If we are taking steps to check for conflicts of interest, a vendor’s ability to adequately complete the contract including verifying previous performance, that they are a low financial risk, that they are compliant with organisation policies such as health and safety or action towards the sustainable development goals including modern day slavery and child labour, why wouldn’t we make the same assessment for their proactive stance on anti-fraud and anti-corruption.
If a vendor can’t adequately evidence that they can protect public or private sector revenues particularly in high value projects, why would we wish to approve them as a supplier. It shouldn’t just be the responsibility of the relevant public or private sector organisation to mitigate fraud and corruption risk. Should a vendor be able to:
  • demonstrate action by their leadership in setting and leading anti-corruption and governance activities
  • evidence their risk management approach to their supplies and supply chain including risks from counterfeit products and bribery
  • provide company’s procurement and anti-fraud and corruption policies including codes of conduct
  • clearly outline what anti-fraud and corruption training is provided to their staff
  • provide information on staff engagement and helplines and hotlines to receive guidance and report fraud and corruption suspicions
Supplier registration is the key point and may be the only opportunity that we assess a vendor for risk and yet in the majority of cases we don’t assess their anti-corruption or anti-fraud stance. Having a policy isn’t enough, it’s not just about communication by the vendor that they have a policy it’s also about proactive action.

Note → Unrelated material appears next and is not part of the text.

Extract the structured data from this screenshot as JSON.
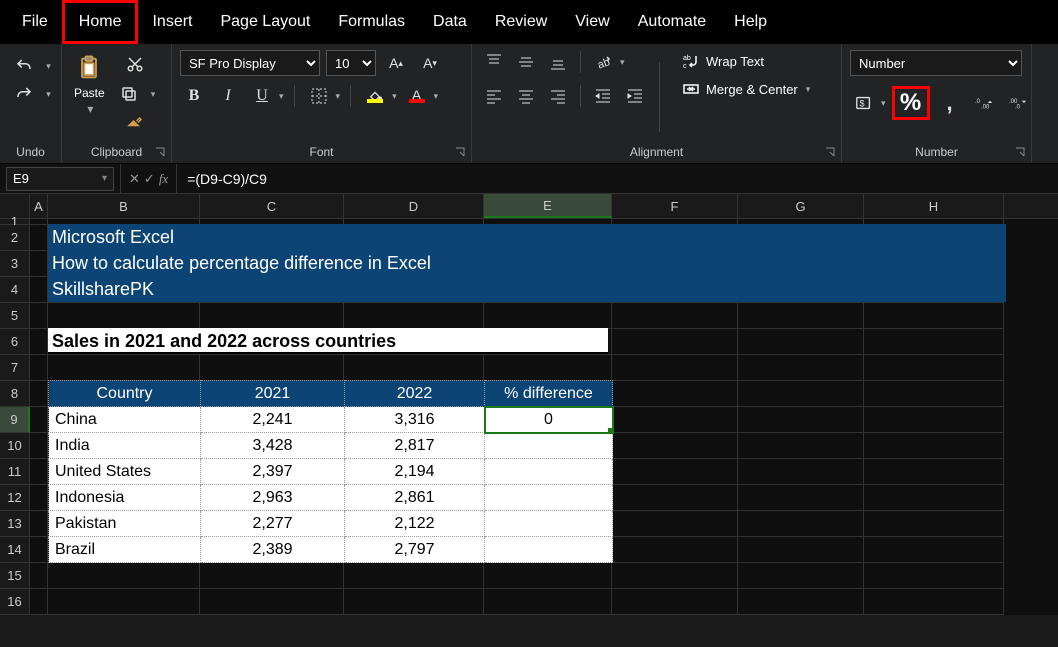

How do companies evidence that they can protect their supply chain from product substitution. Do they understand the key procurement fraud methodologies and how to mitigate the risk particularly within high value projects? The Transparency International report highlights the key areas where a vendor should be assessed.
Where we signpost our stance on anti-fraud and anti-corruption and spend more time and resource at the point of supplier registration, I believe will more effectively reduce incidents and opportunity for corruption and also create a more effective procurement process and reduce the instances of failing projects.
Since the TI publication in 2012 and again in 2015 some companies have taken significant steps in anti-corruption and yet I feel with more and more press coverage on global corruption investigations and prosecutions, are companies taking this significant guidance seriously?